Now to complicate matters my friend Rob lives in Chicago and has season tickets to the Bears games. It is easier to buy a ticket to Mars than get seasons tickets to Soldier Field where they play. If the choice for an inheritance is between the family fortune and Bears tickets the stadium seats win out hands down. I must in deference to my friend respect "da bears". And besides the former gum sticking on the TV camera, Viagra selling coach, Mike Ditka was born on the same day as myself.

Now the closest team is the Carolina Panthers. But even so I can't abandon the loyalties to the other teams I've supported. I don't know who my favorite team is. I've met many of the players and coach's from many teams when working at hotels. Some that come to mind were Artie Donovan, Brian Bilek, Deacon Jones, Gail Sayers, Art Schell, Shannon Sharpe, Leroy Selmon, and others whose names escape me at the moment. They were all great guys. I guess I don't have a favorite team and would be hard pressed to name one. My only hope now is that Meadows of Dan or Floyd don't get a franchise.

So it's opening night for the new season, the National Anthem has been sung, the game is about to start. It's a tough sport and the physical punishment these guys take is unimaginable. So whoever takes that Lombardi trophy will more than earn it. I wish all the teams the best season ever and I know that whoever comes out on top will provide many exciting and unexpected moments as will all these guys who love to play the game.

Monday, September 04, 2006

Labor Day

Labor Day, that holiday that was invented to celebrate the American worker is once more upon us. It is the most ignominious of holidays. No one gives gifts, sends cards saying, "Here's wishing you a wonderful Labor Day" or some other maudlin verse or even gives a nod to the hard working people who have and continue to make this country great.

Labor Day has become the unofficial end of summer. Swimming pools are closed and white clothing is no longer acceptable to the fashion minded. The early signs of fall appear in nature. When I was a kid the day after Labor Day was traditionally the start of the school year. The days spent, beer in hand tending the outdoor grille are waning. But the good news is, IT'S THE BEGINNING OF FOOTBALL SEASON!

Up here it's the weekend of the biggest event of the year. People come from all over the country and probably from several foreign counties as well. Hour waits in traffic are the rule and parking in any lot or lawn is a mandatory $5.00. Trucks and vans of all sorts roll in and forrest of tents spring up.
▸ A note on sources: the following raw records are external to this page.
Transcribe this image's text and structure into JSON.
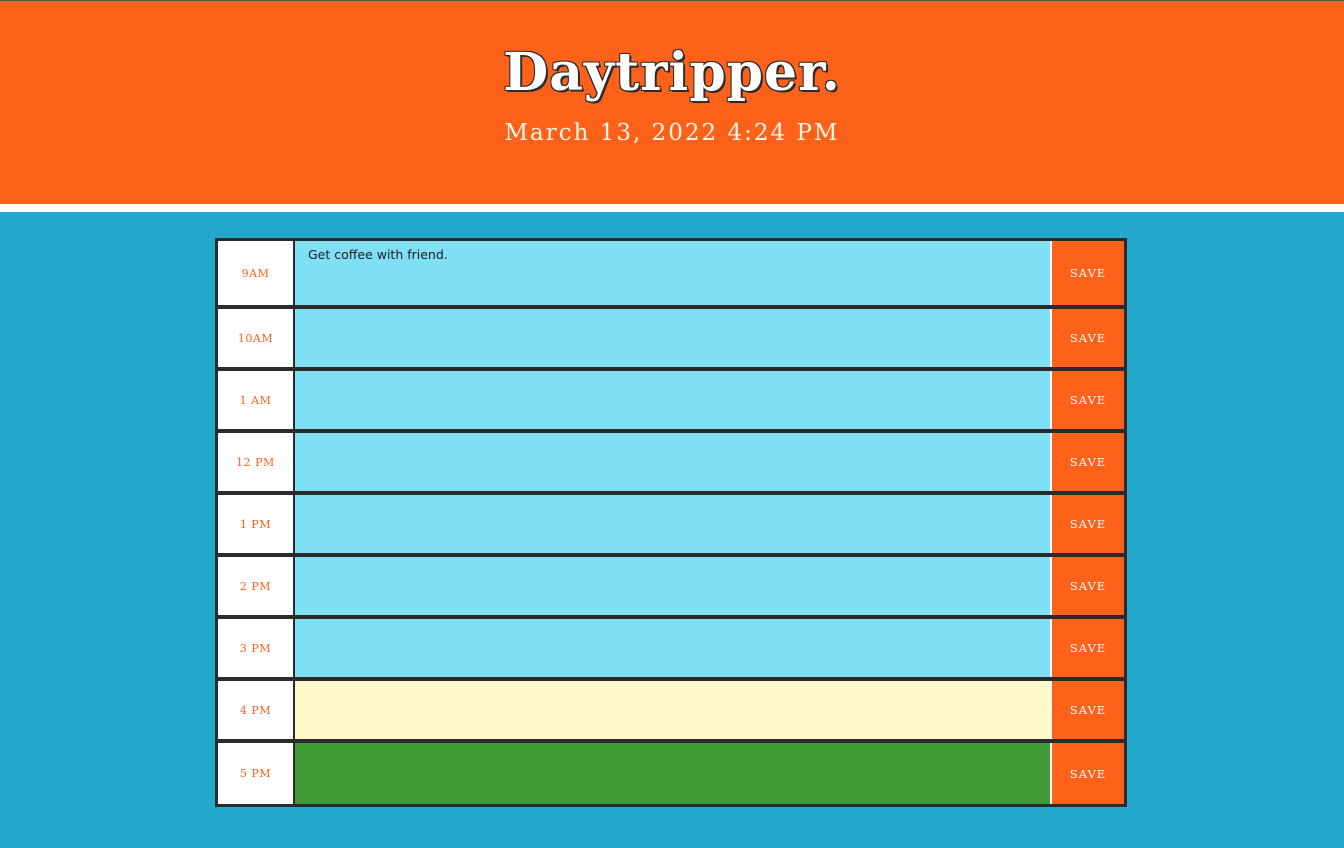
{
  "header": {
    "title": "Daytripper.",
    "datetime": "March 13, 2022 4:24 PM"
  },
  "colors": {
    "header_bg": "#fe6119",
    "page_bg": "#24a8cb",
    "past": "#7edff5",
    "present": "#fff8c8",
    "future": "#3e9a35",
    "save_bg": "#fe6119"
  },
  "planner": {
    "save_label": "SAVE",
    "rows": [
      {
        "hour": "9AM",
        "text": "Get coffee with friend.",
        "state": "past"
      },
      {
        "hour": "10AM",
        "text": "",
        "state": "past"
      },
      {
        "hour": "1 AM",
        "text": "",
        "state": "past"
      },
      {
        "hour": "12 PM",
        "text": "",
        "state": "past"
      },
      {
        "hour": "1 PM",
        "text": "",
        "state": "past"
      },
      {
        "hour": "2 PM",
        "text": "",
        "state": "past"
      },
      {
        "hour": "3 PM",
        "text": "",
        "state": "past"
      },
      {
        "hour": "4 PM",
        "text": "",
        "state": "present"
      },
      {
        "hour": "5 PM",
        "text": "",
        "state": "future"
      }
    ]
  }
}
Yes, folks once again it's the Hillsville Flea Market and Gun Show . This thing is huge. Our new neighbor from Florida wanted to attend so we went. It was the first and probably the last time we shall witness this event. Imagine, if you will about a square mile packed with people and vendors or all possible sorts of goods. It is the king of food courts setting the record for the most funnel cake stands in any given area.

If your looking for a bargain this is not the place to shop. If your looking for the unusual your in luck. Everything from vintage record albums to shabby chic (read extremely distressed) architectural features are available. Virtually all vendors are the professional types who, I think, see this as an opportunity to foist off at inflated prices the flotsom and jetsome of their unsold wares. It's more of an event than a bargain. Wanda did find some movies she wanted and our neighbor bought a jar of honey. After three hours we had visited about 30% of the show when the crowds and heat became unbearable and we headed back up the mountain taking the back roads to avoid the traffic.

Tomorrow Hillsville returns to the quiet town, slumbering for another year, awaiting it's fifteen minutes of fame.